Phosphodiesterase type 5 (PDE5) is a cyclic nucleotide-hydrolyzing enzyme that plays essential roles in the regulation of second messenger cyclic adenosine monophosphate (cAMP) and cyclic guanosine monophosphate (cGMP) produced in response to various stimuli. Pharmacological inhibition of PDE5 has been shown to have several therapeutic uses, including treating cardiovascular diseases and erectile dysfunction. In search of PDE5A inhibitors with safer pharmacokinetic properties, computational analyses of the binding propensity of fifty natural compounds comprising flavonoids, polyphenols, and glycosides were conducted. Molecular dynamics simulation coupled with Molecular mechanics with generalized Born and surface area solvation (MM/GBSA) showed that verbascoside may inhibit the activity of PDE5 with a comparative binding energy (ΔG) of -87.8 ± 9.2 kcal/mol to that of the cocrystal ligand (PDB ID: 3BJC), having ΔG = -77.7±4.5 kcal/mol. However, the other top compounds studied were found to have lower binding propensities than the cocrystal ligand WAN: hesperidin (ΔG = -33.8 ± 3.4 kcal/mol), rutin (ΔG = -23.6 ± 26.3 kcal/mol), caftaric acid (ΔG = -21.2 ±3.6 kcal/mol), and chlorogenic acid (ΔG = 6.0 ± 16.5 kcal/mol). Therefore, verbascoside may serve as a potential PDE5A inhibitor while hesperidin, rutin, and caftaric acid may provide templates for further structural optimization for the designs of safer PDE5 inhibitors.

Abstract Image

查看原文本刊更多论文

作为潜在 5A 型磷酸二酯酶抑制剂的天然化合物的计算分析

5 型磷酸二酯酶（PDE5）是一种环核苷酸水解酶，在调节第二信使环磷酸腺苷（cAMP）和环磷酸鸟苷（cGMP）对各种刺激的反应中发挥着重要作用。药理抑制 PDE5 已被证明具有多种治疗用途，包括治疗心血管疾病和勃起功能障碍。为了寻找具有更安全药代动力学特性的 PDE5A 抑制剂，研究人员对包括类黄酮、多酚和苷类在内的 50 种天然化合物的结合倾向进行了计算分析。分子动力学模拟结合广义玻恩和表面积溶解分子力学（MM/GBSA）表明，马鞭草苷可抑制 PDE5 的活性，其结合能（ΔG）为-87.8 ± 9.2 kcal/mol，而共晶体配体（PDB ID：3BJC）的结合能（ΔG = -77.7±4.5 kcal/mol）为-77.8 ± 9.2 kcal/mol。然而，研究发现其他顶级化合物的结合率低于共晶配体 WAN：橙皮甙（ΔG = -33.8 ± 3.4 kcal/mol）、芦丁（ΔG = -23.6 ± 26.3 kcal/mol）、茶醛酸（ΔG = -21.2 ± 3.6 kcal/mol）和绿原酸（ΔG = 6.0 ± 16.5 kcal/mol）。因此，马鞭草苷可作为一种潜在的 PDE5A 抑制剂，而橙皮甙、芦丁和茶黄酸则可为进一步优化结构以设计更安全的 PDE5 抑制剂提供模板。

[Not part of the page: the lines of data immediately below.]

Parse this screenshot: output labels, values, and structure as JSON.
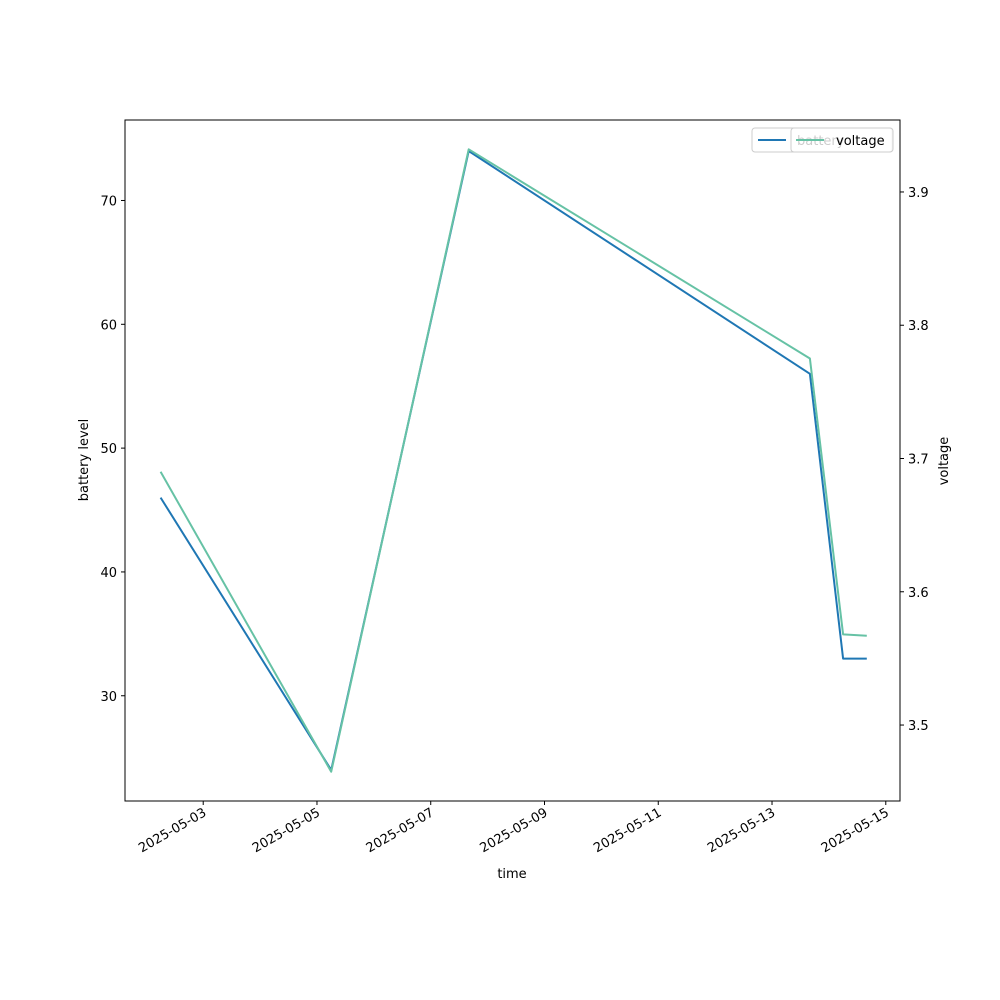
{
  "chart_data": {
    "type": "line",
    "xlabel": "time",
    "ylabel_left": "battery level",
    "ylabel_right": "voltage",
    "x_ticks": [
      "2025-05-03",
      "2025-05-05",
      "2025-05-07",
      "2025-05-09",
      "2025-05-11",
      "2025-05-13",
      "2025-05-15"
    ],
    "y_ticks_left": [
      30,
      40,
      50,
      60,
      70
    ],
    "y_ticks_right": [
      "3.5",
      "3.6",
      "3.7",
      "3.8",
      "3.9"
    ],
    "xlim": [
      "2025-05-01T15:00",
      "2025-05-15T06:00"
    ],
    "ylim_left": [
      21.5,
      76.5
    ],
    "ylim_right": [
      3.443,
      3.954
    ],
    "grid": false,
    "series": [
      {
        "name": "battery level",
        "axis": "left",
        "color": "#1f77b4",
        "points": [
          {
            "x": "2025-05-02T06:00",
            "y": 46
          },
          {
            "x": "2025-05-05T06:00",
            "y": 24
          },
          {
            "x": "2025-05-07T16:00",
            "y": 74
          },
          {
            "x": "2025-05-13T16:00",
            "y": 56
          },
          {
            "x": "2025-05-14T06:00",
            "y": 33
          },
          {
            "x": "2025-05-14T16:00",
            "y": 33
          }
        ]
      },
      {
        "name": "voltage",
        "axis": "right",
        "color": "#66c2a5",
        "points": [
          {
            "x": "2025-05-02T06:00",
            "y": 3.69
          },
          {
            "x": "2025-05-05T06:00",
            "y": 3.465
          },
          {
            "x": "2025-05-07T16:00",
            "y": 3.932
          },
          {
            "x": "2025-05-13T16:00",
            "y": 3.775
          },
          {
            "x": "2025-05-14T06:00",
            "y": 3.568
          },
          {
            "x": "2025-05-14T16:00",
            "y": 3.567
          }
        ]
      }
    ],
    "legends": [
      {
        "label": "battery",
        "color": "#1f77b4",
        "placement": "top-right",
        "overlapped": true
      },
      {
        "label": "voltage",
        "color": "#66c2a5",
        "placement": "top-right"
      }
    ]
  }
}
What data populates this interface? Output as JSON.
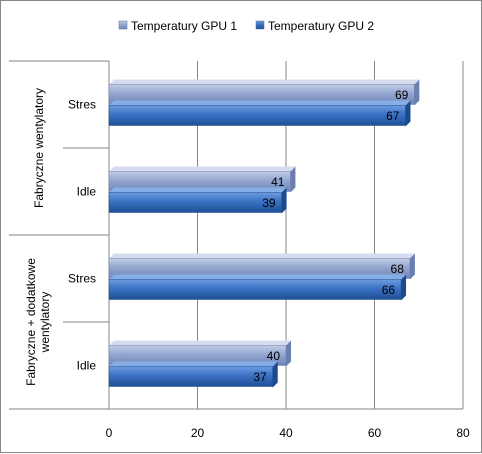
{
  "chart_data": {
    "type": "bar",
    "orientation": "horizontal",
    "title": "",
    "xlabel": "",
    "ylabel": "",
    "xlim": [
      0,
      80
    ],
    "x_ticks": [
      "0",
      "20",
      "40",
      "60",
      "80"
    ],
    "grid": true,
    "legend_position": "top",
    "groups": [
      {
        "label": "Fabryczne  wentylatory",
        "categories": [
          "Stres",
          "Idle"
        ]
      },
      {
        "label": "Fabryczne + dodatkowe wentylatory",
        "categories": [
          "Stres",
          "Idle"
        ]
      }
    ],
    "categories": [
      "Fabryczne  wentylatory – Stres",
      "Fabryczne  wentylatory – Idle",
      "Fabryczne + dodatkowe wentylatory – Stres",
      "Fabryczne + dodatkowe wentylatory – Idle"
    ],
    "series": [
      {
        "name": "Temperatury GPU 1",
        "color": "#8a9ec9",
        "values": [
          69,
          41,
          68,
          40
        ]
      },
      {
        "name": "Temperatury GPU 2",
        "color": "#2e64b0",
        "values": [
          67,
          39,
          66,
          37
        ]
      }
    ]
  }
}
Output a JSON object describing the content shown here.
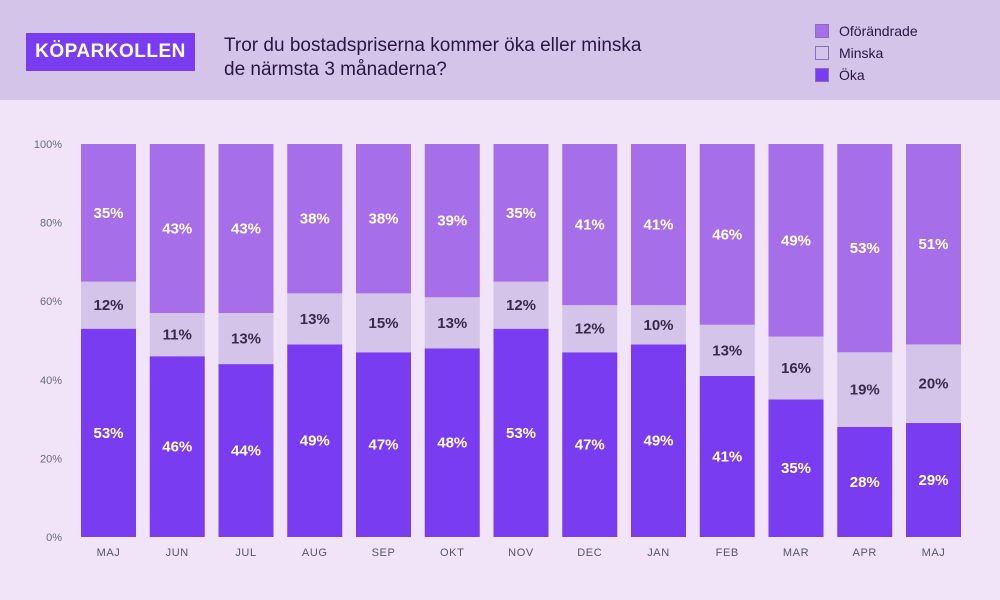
{
  "brand": "KÖPARKOLLEN",
  "title_line1": "Tror du bostadspriserna kommer öka eller minska",
  "title_line2": "de närmsta 3 månaderna?",
  "colors": {
    "okar": "#7a3cf0",
    "minska": "#d4c4ea",
    "oforandrade": "#a66ee9",
    "background": "#f1e4f8",
    "header": "#d4c4ea"
  },
  "legend": [
    {
      "label": "Oförändrade",
      "color": "#a66ee9"
    },
    {
      "label": "Minska",
      "color": "#d4c4ea"
    },
    {
      "label": "Öka",
      "color": "#7a3cf0"
    }
  ],
  "chart_data": {
    "type": "bar",
    "stacked": true,
    "title": "Tror du bostadspriserna kommer öka eller minska de närmsta 3 månaderna?",
    "categories": [
      "MAJ",
      "JUN",
      "JUL",
      "AUG",
      "SEP",
      "OKT",
      "NOV",
      "DEC",
      "JAN",
      "FEB",
      "MAR",
      "APR",
      "MAJ"
    ],
    "series": [
      {
        "name": "Öka",
        "color": "#7a3cf0",
        "values": [
          53,
          46,
          44,
          49,
          47,
          48,
          53,
          47,
          49,
          41,
          35,
          28,
          29
        ]
      },
      {
        "name": "Minska",
        "color": "#d4c4ea",
        "values": [
          12,
          11,
          13,
          13,
          15,
          13,
          12,
          12,
          10,
          13,
          16,
          19,
          20
        ]
      },
      {
        "name": "Oförändrade",
        "color": "#a66ee9",
        "values": [
          35,
          43,
          43,
          38,
          38,
          39,
          35,
          41,
          41,
          46,
          49,
          53,
          51
        ]
      }
    ],
    "yticks": [
      "0%",
      "20%",
      "40%",
      "60%",
      "80%",
      "100%"
    ],
    "ylim": [
      0,
      100
    ],
    "legend_position": "top-right",
    "grid": false
  }
}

本文章由计算机程序翻译，如有差异，请以英文原文为准。

求助全文

约1分钟内获得全文求助全文

来源期刊

Computational Biology and Chemistry 生物-计算机：跨学科应用

CiteScore

6.10

自引率

3.20%

发文量

142

审稿时长

24 days

期刊介绍： Computational Biology and Chemistry publishes original research papers and review articles in all areas of computational life sciences. High quality research contributions with a major computational component in the areas of nucleic acid and protein sequence research, molecular evolution, molecular genetics (functional genomics and proteomics), theory and practice of either biology-specific or chemical-biology-specific modeling, and structural biology of nucleic acids and proteins are particularly welcome. Exceptionally high quality research work in bioinformatics, systems biology, ecology, computational pharmacology, metabolism, biomedical engineering, epidemiology, and statistical genetics will also be considered. Given their inherent uncertainty, protein modeling and molecular docking studies should be thoroughly validated. In the absence of experimental results for validation, the use of molecular dynamics simulations along with detailed free energy calculations, for example, should be used as complementary techniques to support the major conclusions. Submissions of premature modeling exercises without additional biological insights will not be considered. Review articles will generally be commissioned by the editors and should not be submitted to the journal without explicit invitation. However prospective authors are welcome to send a brief (one to three pages) synopsis, which will be evaluated by the editors.